Devenu un « must » du tourisme international, le lac Titicaca se meurt
Aujourd’hui, les Uros, lointains descendants des Incas, vivent sur des Iles flottantes qu’ils construisent eux mêmes. Ces îles ne sont pas faites de terre et de pierre. Elles sont constituées de l’enchevêtrement dense de plantes lacustres très résistantes, appelées « tortora ». Poser le pied sur ces îles pour la première fois donne au voyageur la curieuse impression de marcher sur un lit d’eau. Une quarantaine de ces iles flottent sur les eaux du lac Titicaca. Des Uros eux-mêmes, on ne sait que peu de choses outre que, selon la légende, du sang noir coulerait dans leurs veines. Aujourd’hui, la lignée s’est presque éteinte. La population qui s’accroche encore aux rives du Titicaca ne forme plus qu’un métissage d’Aymaras et d’Uros. Les îles Uros elles-mêmes ne sont plus aujourd’hui que l’ombre de ce qu’elles étaient il y a quelques décennies. Victimes du tourisme, trop fréquentées, elles ont perdu l’essentiel de leur authenticité. Devenues une étape touristique presque « incontournable », pour qui « fait » le lac Titicaca, elles sont victimes des hordes ininterrompues de touristes qui, fuyant les sentiers battus à la recherche d’authenticité, importent ici ce qu’ils fuient ailleurs, à savoir un tourisme de masse qui porte atteinte à l’environnement.

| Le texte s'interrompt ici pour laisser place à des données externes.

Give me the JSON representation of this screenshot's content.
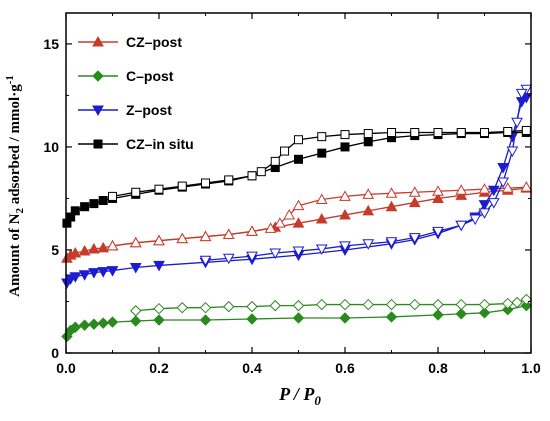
{
  "chart_data": {
    "type": "line",
    "xlabel": {
      "main": "P / P",
      "sub": "0"
    },
    "ylabel": {
      "prefix": "Amount of N",
      "sub": "2",
      "suffix": " adsorbed / mmol·g",
      "sup": "-1"
    },
    "xlim": [
      0.0,
      1.0
    ],
    "ylim": [
      0,
      16.5
    ],
    "xticks": [
      0.0,
      0.2,
      0.4,
      0.6,
      0.8,
      1.0
    ],
    "xtick_labels": [
      "0.0",
      "0.2",
      "0.4",
      "0.6",
      "0.8",
      "1.0"
    ],
    "yticks": [
      0,
      5,
      10,
      15
    ],
    "ytick_labels": [
      "0",
      "5",
      "10",
      "15"
    ],
    "grid": false,
    "legend_position": "top-left",
    "series": [
      {
        "name": "CZ–post",
        "color": "#c83a2a",
        "marker": "triangle-up",
        "adsorption": [
          [
            0.002,
            4.6
          ],
          [
            0.01,
            4.75
          ],
          [
            0.02,
            4.85
          ],
          [
            0.04,
            4.95
          ],
          [
            0.06,
            5.05
          ],
          [
            0.08,
            5.1
          ],
          [
            0.1,
            5.2
          ],
          [
            0.15,
            5.35
          ],
          [
            0.2,
            5.45
          ],
          [
            0.25,
            5.55
          ],
          [
            0.3,
            5.65
          ],
          [
            0.35,
            5.75
          ],
          [
            0.4,
            5.9
          ],
          [
            0.45,
            6.1
          ],
          [
            0.5,
            6.3
          ],
          [
            0.55,
            6.5
          ],
          [
            0.6,
            6.7
          ],
          [
            0.65,
            6.9
          ],
          [
            0.7,
            7.1
          ],
          [
            0.75,
            7.3
          ],
          [
            0.8,
            7.5
          ],
          [
            0.85,
            7.65
          ],
          [
            0.9,
            7.8
          ],
          [
            0.95,
            7.9
          ],
          [
            0.99,
            8.0
          ]
        ],
        "desorption": [
          [
            0.99,
            8.05
          ],
          [
            0.95,
            8.0
          ],
          [
            0.9,
            7.95
          ],
          [
            0.85,
            7.9
          ],
          [
            0.8,
            7.85
          ],
          [
            0.75,
            7.8
          ],
          [
            0.7,
            7.75
          ],
          [
            0.65,
            7.7
          ],
          [
            0.6,
            7.6
          ],
          [
            0.55,
            7.45
          ],
          [
            0.5,
            7.15
          ],
          [
            0.48,
            6.7
          ],
          [
            0.46,
            6.3
          ],
          [
            0.44,
            6.05
          ],
          [
            0.4,
            5.9
          ],
          [
            0.35,
            5.75
          ],
          [
            0.3,
            5.65
          ],
          [
            0.25,
            5.55
          ],
          [
            0.2,
            5.45
          ],
          [
            0.15,
            5.35
          ],
          [
            0.1,
            5.2
          ]
        ]
      },
      {
        "name": "C–post",
        "color": "#2a8a1e",
        "marker": "diamond",
        "adsorption": [
          [
            0.002,
            0.8
          ],
          [
            0.01,
            1.1
          ],
          [
            0.02,
            1.25
          ],
          [
            0.04,
            1.35
          ],
          [
            0.06,
            1.4
          ],
          [
            0.08,
            1.45
          ],
          [
            0.1,
            1.5
          ],
          [
            0.15,
            1.55
          ],
          [
            0.2,
            1.6
          ],
          [
            0.3,
            1.6
          ],
          [
            0.4,
            1.65
          ],
          [
            0.5,
            1.7
          ],
          [
            0.6,
            1.7
          ],
          [
            0.7,
            1.75
          ],
          [
            0.8,
            1.85
          ],
          [
            0.85,
            1.9
          ],
          [
            0.9,
            1.95
          ],
          [
            0.95,
            2.1
          ],
          [
            0.99,
            2.3
          ]
        ],
        "desorption": [
          [
            0.99,
            2.6
          ],
          [
            0.97,
            2.45
          ],
          [
            0.95,
            2.4
          ],
          [
            0.9,
            2.35
          ],
          [
            0.85,
            2.35
          ],
          [
            0.8,
            2.35
          ],
          [
            0.75,
            2.35
          ],
          [
            0.7,
            2.35
          ],
          [
            0.65,
            2.35
          ],
          [
            0.6,
            2.35
          ],
          [
            0.55,
            2.35
          ],
          [
            0.5,
            2.3
          ],
          [
            0.45,
            2.3
          ],
          [
            0.4,
            2.25
          ],
          [
            0.35,
            2.25
          ],
          [
            0.3,
            2.2
          ],
          [
            0.25,
            2.2
          ],
          [
            0.2,
            2.15
          ],
          [
            0.15,
            2.05
          ]
        ]
      },
      {
        "name": "Z–post",
        "color": "#1c1cd0",
        "marker": "triangle-down",
        "adsorption": [
          [
            0.002,
            3.4
          ],
          [
            0.01,
            3.6
          ],
          [
            0.02,
            3.7
          ],
          [
            0.04,
            3.8
          ],
          [
            0.06,
            3.9
          ],
          [
            0.08,
            3.95
          ],
          [
            0.1,
            4.0
          ],
          [
            0.15,
            4.15
          ],
          [
            0.2,
            4.25
          ],
          [
            0.3,
            4.4
          ],
          [
            0.4,
            4.55
          ],
          [
            0.5,
            4.75
          ],
          [
            0.6,
            5.0
          ],
          [
            0.7,
            5.3
          ],
          [
            0.75,
            5.5
          ],
          [
            0.8,
            5.8
          ],
          [
            0.85,
            6.2
          ],
          [
            0.88,
            6.6
          ],
          [
            0.9,
            7.2
          ],
          [
            0.92,
            7.9
          ],
          [
            0.94,
            9.0
          ],
          [
            0.96,
            10.5
          ],
          [
            0.98,
            12.2
          ],
          [
            0.99,
            12.4
          ]
        ],
        "desorption": [
          [
            0.99,
            12.8
          ],
          [
            0.98,
            12.6
          ],
          [
            0.97,
            11.2
          ],
          [
            0.96,
            9.8
          ],
          [
            0.94,
            8.3
          ],
          [
            0.92,
            7.3
          ],
          [
            0.9,
            6.8
          ],
          [
            0.88,
            6.5
          ],
          [
            0.85,
            6.2
          ],
          [
            0.8,
            5.9
          ],
          [
            0.75,
            5.6
          ],
          [
            0.7,
            5.4
          ],
          [
            0.65,
            5.3
          ],
          [
            0.6,
            5.2
          ],
          [
            0.55,
            5.05
          ],
          [
            0.5,
            4.95
          ],
          [
            0.45,
            4.85
          ],
          [
            0.4,
            4.7
          ],
          [
            0.35,
            4.6
          ],
          [
            0.3,
            4.5
          ]
        ]
      },
      {
        "name": "CZ–in situ",
        "color": "#000000",
        "marker": "square",
        "adsorption": [
          [
            0.002,
            6.3
          ],
          [
            0.01,
            6.6
          ],
          [
            0.02,
            6.9
          ],
          [
            0.04,
            7.1
          ],
          [
            0.06,
            7.25
          ],
          [
            0.08,
            7.4
          ],
          [
            0.1,
            7.5
          ],
          [
            0.15,
            7.7
          ],
          [
            0.2,
            7.9
          ],
          [
            0.25,
            8.05
          ],
          [
            0.3,
            8.2
          ],
          [
            0.35,
            8.35
          ],
          [
            0.4,
            8.6
          ],
          [
            0.45,
            9.0
          ],
          [
            0.5,
            9.4
          ],
          [
            0.55,
            9.7
          ],
          [
            0.6,
            10.0
          ],
          [
            0.65,
            10.25
          ],
          [
            0.7,
            10.45
          ],
          [
            0.75,
            10.55
          ],
          [
            0.8,
            10.6
          ],
          [
            0.85,
            10.65
          ],
          [
            0.9,
            10.65
          ],
          [
            0.95,
            10.7
          ],
          [
            0.99,
            10.7
          ]
        ],
        "desorption": [
          [
            0.99,
            10.8
          ],
          [
            0.95,
            10.75
          ],
          [
            0.9,
            10.7
          ],
          [
            0.85,
            10.7
          ],
          [
            0.8,
            10.7
          ],
          [
            0.75,
            10.7
          ],
          [
            0.7,
            10.7
          ],
          [
            0.65,
            10.65
          ],
          [
            0.6,
            10.6
          ],
          [
            0.55,
            10.5
          ],
          [
            0.5,
            10.35
          ],
          [
            0.47,
            9.8
          ],
          [
            0.45,
            9.3
          ],
          [
            0.42,
            8.8
          ],
          [
            0.4,
            8.6
          ],
          [
            0.35,
            8.4
          ],
          [
            0.3,
            8.25
          ],
          [
            0.25,
            8.1
          ],
          [
            0.2,
            7.95
          ],
          [
            0.15,
            7.8
          ],
          [
            0.1,
            7.6
          ]
        ]
      }
    ]
  }
}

Plus grave encore, l’écosystème du lac est également gravement touché. La pollution, omniprésente, empêche désormais les Uros de boire l’eau du lac.
Le Titicaca est alimenté par plus de 25 rivières qui charrient les pollutions des villes qu’elles traversent. En juillet 2015, les eaux du lac échantillonnées sur plus de 150 points de mesure ont révélé une augmentation générale de la salinité, une présence importante de métaux lourds et de sous-produits agro-chimiques et une pollution bactériologique d’origine anthropique, notamment dans les zones péruviennes du lac. Les contaminations organiques et bactériologiques sont la conséquence de l’absence ou de l’insuffisance de dispositifs épuratoires dans la plupart des grands centres urbains. Les zones les plus polluées, affectées notamment par le rejet des eaux usées non traitées, sont la baie de Puno où sévit par ailleurs un processus inquiétant d’eutrophisation. Une contamination aux métaux lourds observée en plusieurs points est la conséquence directe des activités d’exploitations minières exercées dans la région.
Pourtant, la gestion du plan d’eau par l’Autorité binationale du lac Titicaca, créée en 1996, fait apparaître des efforts importants pour tenter de préserver son intégrité. Mais les difficultés rencontrées pour faire reculer la pauvreté dans la région alourdissent considérablement la tâche des responsables. Malgré sa renommée internationale, malgré l’immense aura qui l’entoure, le lac Titicaca n’échappe pas aux effets désastreux du lien qui existe entre pauvreté, tourisme et atteintes à l’environnement.